During critical illness, oliguria is often used as a biomarker of acute kidney injury (AKI). However, its relationship with the subsequent development of AKI has not been prospectively evaluated.

Methods

We documented urine output and daily serum creatinine concentration in patients admitted for more than 24 hours in seven intensive care units (ICUs) from six countries over a period of two to four weeks. Oliguria was defined by a urine output < 0.5 ml/kg/hr. Data were collected until the occurrence of creatinine-defined AKI (AKI-Cr), designated by RIFLE-Injury class or greater using creatinine criteria (RIFLE-I[Cr]), or until ICU discharge. Episodes of oliguria were classified by longest duration of consecutive oliguria during each day were correlated with new AKI-Cr the next day, examining cut-offs for oliguria of greater than 1,2,3,4,5,6, or 12 hr duration,

Results

We studied 239 patients during 723 days. Overall, 32 patients had AKI on ICU admission, while in 23, AKI-Cr developed in ICU. Oliguria of greater than one hour was significantly associated with AKI-Cr the next day. On receiver-operator characteristic area under the curve (ROCAUC) analysis, oliguria showed fair predictive ability for AKI-Cr (ROCAUC = 0.75; CI:0.64-0.85). The presence of 4 hrs or more oliguria provided the best discrimination (sensitivity 52% (0.31-0.73%), specificity 86% (0.84-0.89%), positive likelihood ratio 3.8 (2.2-5.6), P < 0.0001) with negative predictive value of 98% (0.97-0.99).

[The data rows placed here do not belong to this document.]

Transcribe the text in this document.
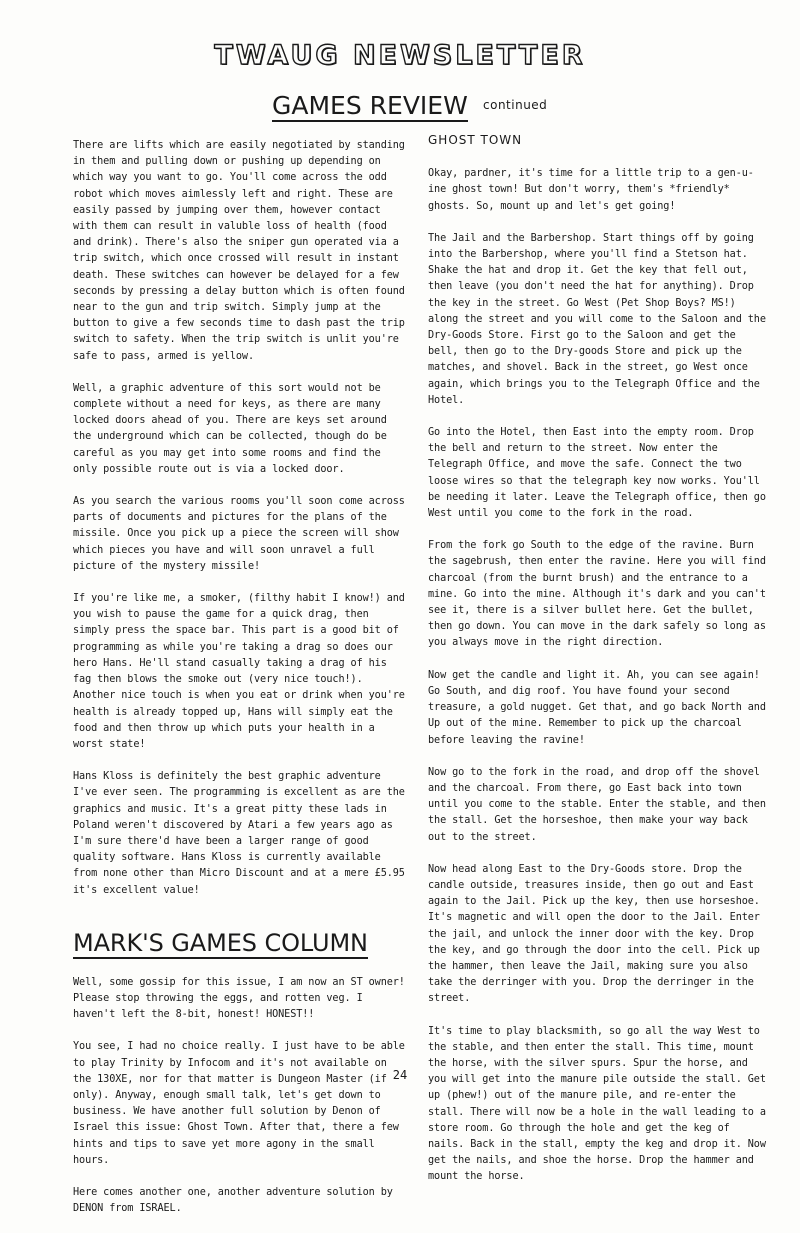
TWAUG NEWSLETTER
GAMES REVIEW continued

There are lifts which are easily negotiated by standing in them and pulling down or pushing up depending on which way you want to go. You'll come across the odd robot which moves aimlessly left and right. These are easily passed by jumping over them, however contact with them can result in valuble loss of health (food and drink). There's also the sniper gun operated via a trip switch, which once crossed will result in instant death. These switches can however be delayed for a few seconds by pressing a delay button which is often found near to the gun and trip switch. Simply jump at the button to give a few seconds time to dash past the trip switch to safety. When the trip switch is unlit you're safe to pass, armed is yellow.

Well, a graphic adventure of this sort would not be complete without a need for keys, as there are many locked doors ahead of you. There are keys set around the underground which can be collected, though do be careful as you may get into some rooms and find the only possible route out is via a locked door.

As you search the various rooms you'll soon come across parts of documents and pictures for the plans of the missile. Once you pick up a piece the screen will show which pieces you have and will soon unravel a full picture of the mystery missile!

If you're like me, a smoker, (filthy habit I know!) and you wish to pause the game for a quick drag, then simply press the space bar. This part is a good bit of programming as while you're taking a drag so does our hero Hans. He'll stand casually taking a drag of his fag then blows the smoke out (very nice touch!). Another nice touch is when you eat or drink when you're health is already topped up, Hans will simply eat the food and then throw up which puts your health in a worst state!

Hans Kloss is definitely the best graphic adventure I've ever seen. The programming is excellent as are the graphics and music. It's a great pitty these lads in Poland weren't discovered by Atari a few years ago as I'm sure there'd have been a larger range of good quality software. Hans Kloss is currently available from none other than Micro Discount and at a mere £5.95 it's excellent value!

MARK'S GAMES COLUMN

Well, some gossip for this issue, I am now an ST owner! Please stop throwing the eggs, and rotten veg. I haven't left the 8-bit, honest! HONEST!!

You see, I had no choice really. I just have to be able to play Trinity by Infocom and it's not available on the 130XE, nor for that matter is Dungeon Master (if only). Anyway, enough small talk, let's get down to business. We have another full solution by Denon of Israel this issue: Ghost Town. After that, there a few hints and tips to save yet more agony in the small hours.

Here comes another one, another adventure solution by DENON from ISRAEL.

GHOST TOWN

Okay, pardner, it's time for a little trip to a gen-u-ine ghost town! But don't worry, them's *friendly* ghosts. So, mount up and let's get going!

The Jail and the Barbershop. Start things off by going into the Barbershop, where you'll find a Stetson hat. Shake the hat and drop it. Get the key that fell out, then leave (you don't need the hat for anything). Drop the key in the street. Go West (Pet Shop Boys? MS!) along the street and you will come to the Saloon and the Dry-Goods Store. First go to the Saloon and get the bell, then go to the Dry-goods Store and pick up the matches, and shovel. Back in the street, go West once again, which brings you to the Telegraph Office and the Hotel.

Go into the Hotel, then East into the empty room. Drop the bell and return to the street. Now enter the Telegraph Office, and move the safe. Connect the two loose wires so that the telegraph key now works. You'll be needing it later. Leave the Telegraph office, then go West until you come to the fork in the road.

From the fork go South to the edge of the ravine. Burn the sagebrush, then enter the ravine. Here you will find charcoal (from the burnt brush) and the entrance to a mine. Go into the mine. Although it's dark and you can't see it, there is a silver bullet here. Get the bullet, then go down. You can move in the dark safely so long as you always move in the right direction.

Now get the candle and light it. Ah, you can see again! Go South, and dig roof. You have found your second treasure, a gold nugget. Get that, and go back North and Up out of the mine. Remember to pick up the charcoal before leaving the ravine!

Now go to the fork in the road, and drop off the shovel and the charcoal. From there, go East back into town until you come to the stable. Enter the stable, and then the stall. Get the horseshoe, then make your way back out to the street.

Now head along East to the Dry-Goods store. Drop the candle outside, treasures inside, then go out and East again to the Jail. Pick up the key, then use horseshoe. It's magnetic and will open the door to the Jail. Enter the jail, and unlock the inner door with the key. Drop the key, and go through the door into the cell. Pick up the hammer, then leave the Jail, making sure you also take the derringer with you. Drop the derringer in the street.

It's time to play blacksmith, so go all the way West to the stable, and then enter the stall. This time, mount the horse, with the silver spurs. Spur the horse, and you will get into the manure pile outside the stall. Get up (phew!) out of the manure pile, and re-enter the stall. There will now be a hole in the wall leading to a store room. Go through the hole and get the keg of nails. Back in the stall, empty the keg and drop it. Now get the nails, and shoe the horse. Drop the hammer and mount the horse.

24
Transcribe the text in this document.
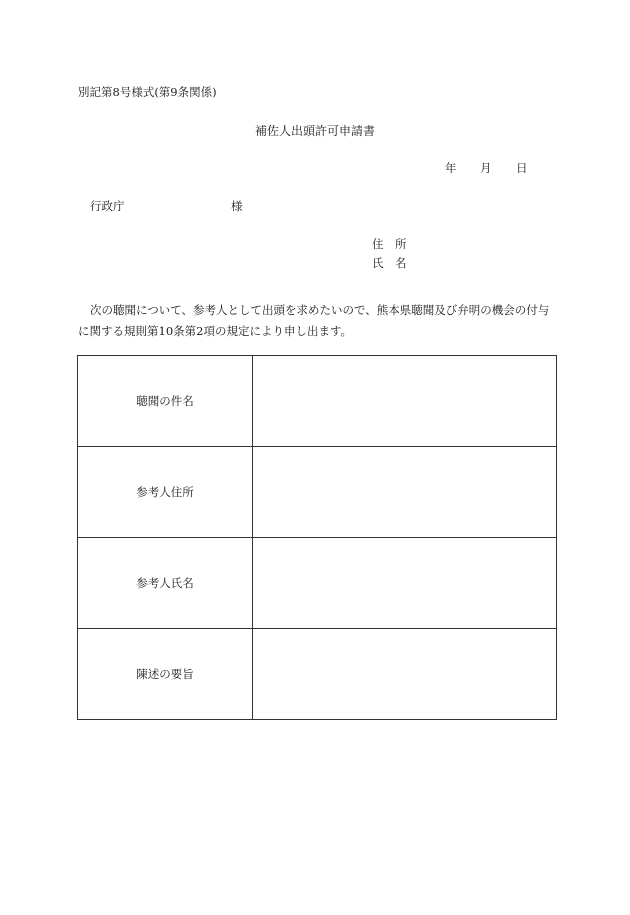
別記第8号様式(第9条関係)
補佐人出頭許可申請書
年 月 日
行政庁	様
住　所
氏　名
次の聴聞について、参考人として出頭を求めたいので、熊本県聴聞及び弁明の機会の付与に関する規則第10条第2項の規定により申し出ます。
聴聞の件名	
参考人住所	
参考人氏名	
陳述の要旨	
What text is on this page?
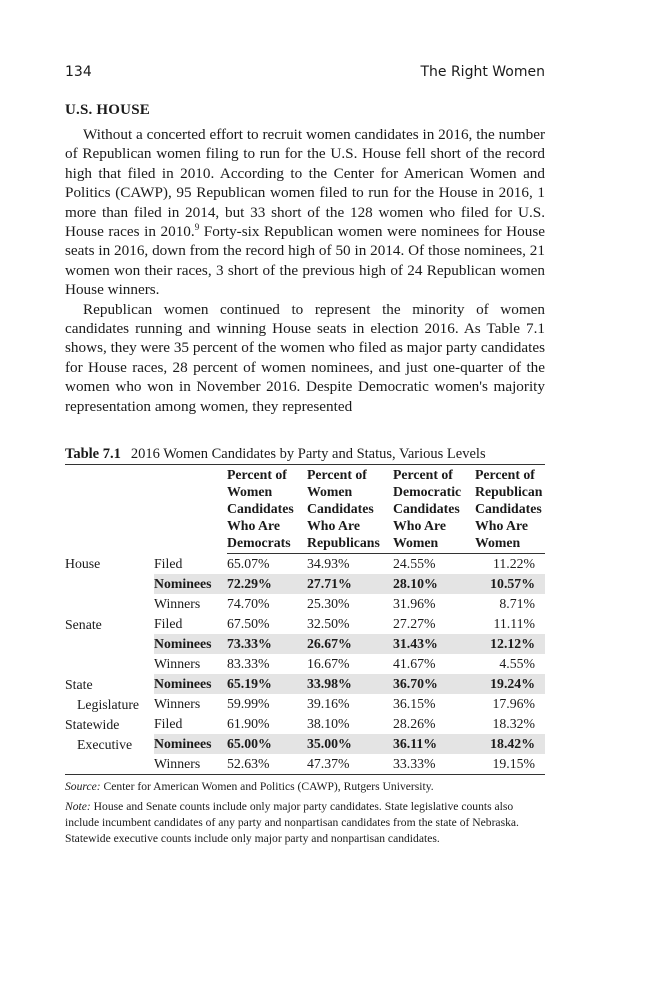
134	The Right Women
U.S. HOUSE

Without a concerted effort to recruit women candidates in 2016, the number of Republican women filing to run for the U.S. House fell short of the record high that filed in 2010. According to the Center for American Women and Politics (CAWP), 95 Republican women filed to run for the House in 2016, 1 more than filed in 2014, but 33 short of the 128 women who filed for U.S. House races in 2010.$^9$ Forty-six Republican women were nominees for House seats in 2016, down from the record high of 50 in 2014. Of those nominees, 21 women won their races, 3 short of the previous high of 24 Republican women House winners.

Republican women continued to represent the minority of women candidates running and winning House seats in election 2016. As Table 7.1 shows, they were 35 percent of the women who filed as major party candidates for House races, 28 percent of women nominees, and just one-quarter of the women who won in November 2016. Despite Democratic women's majority representation among women, they represented

Table 7.1 2016 Women Candidates by Party and Status, Various Levels
		Percent of Women Candidates Who Are Democrats	Percent of Women Candidates Who Are Republicans	Percent of Democratic Candidates Who Are Women	Percent of Republican Candidates Who Are Women
House	Filed	65.07%	34.93%	24.55%	11.22%
	Nominees	72.29%	27.71%	28.10%	10.57%
	Winners	74.70%	25.30%	31.96%	8.71%
Senate	Filed	67.50%	32.50%	27.27%	11.11%
	Nominees	73.33%	26.67%	31.43%	12.12%
	Winners	83.33%	16.67%	41.67%	4.55%
State	Nominees	65.19%	33.98%	36.70%	19.24%
Legislature	Winners	59.99%	39.16%	36.15%	17.96%
Statewide	Filed	61.90%	38.10%	28.26%	18.32%
Executive	Nominees	65.00%	35.00%	36.11%	18.42%
	Winners	52.63%	47.37%	33.33%	19.15%
Source: Center for American Women and Politics (CAWP), Rutgers University.
Note: House and Senate counts include only major party candidates. State legislative counts also include incumbent candidates of any party and nonpartisan candidates from the state of Nebraska. Statewide executive counts include only major party and nonpartisan candidates.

Oliguria preceding AKI-Cr was more likely to be associated with lower blood pressure, higher heart rate and use of vasopressors or inotropes and was more likely to prompt clinical intervention. However, only 30 of 487 individual episodes of oliguria preceded the new occurrence of AKI-Cr the next day.

Conclusions

Oliguria was significantly associated with the occurrence of new AKI-Cr, however oliguria occurred frequently compared to the small number of patients (~10%) developing AKI-Cr in the ICU, so that most episodes of oliguria were not followed by renal injury. Consequently, the occurrence of short periods (1-6 hr) of oliguria lacked utility in discriminating patients with incipient AKI-Cr (positive likelihood ratios of 2-4, with > 10 considered indicative of a useful screening test). However, oliguria accompanied by hemodynamic compromise or increasing vasopressor dose may represent a clinically useful trigger for other early biomarkers of renal injury.

【 授权许可】

   
2011 Prowle et al.; licensee BioMed Central Ltd.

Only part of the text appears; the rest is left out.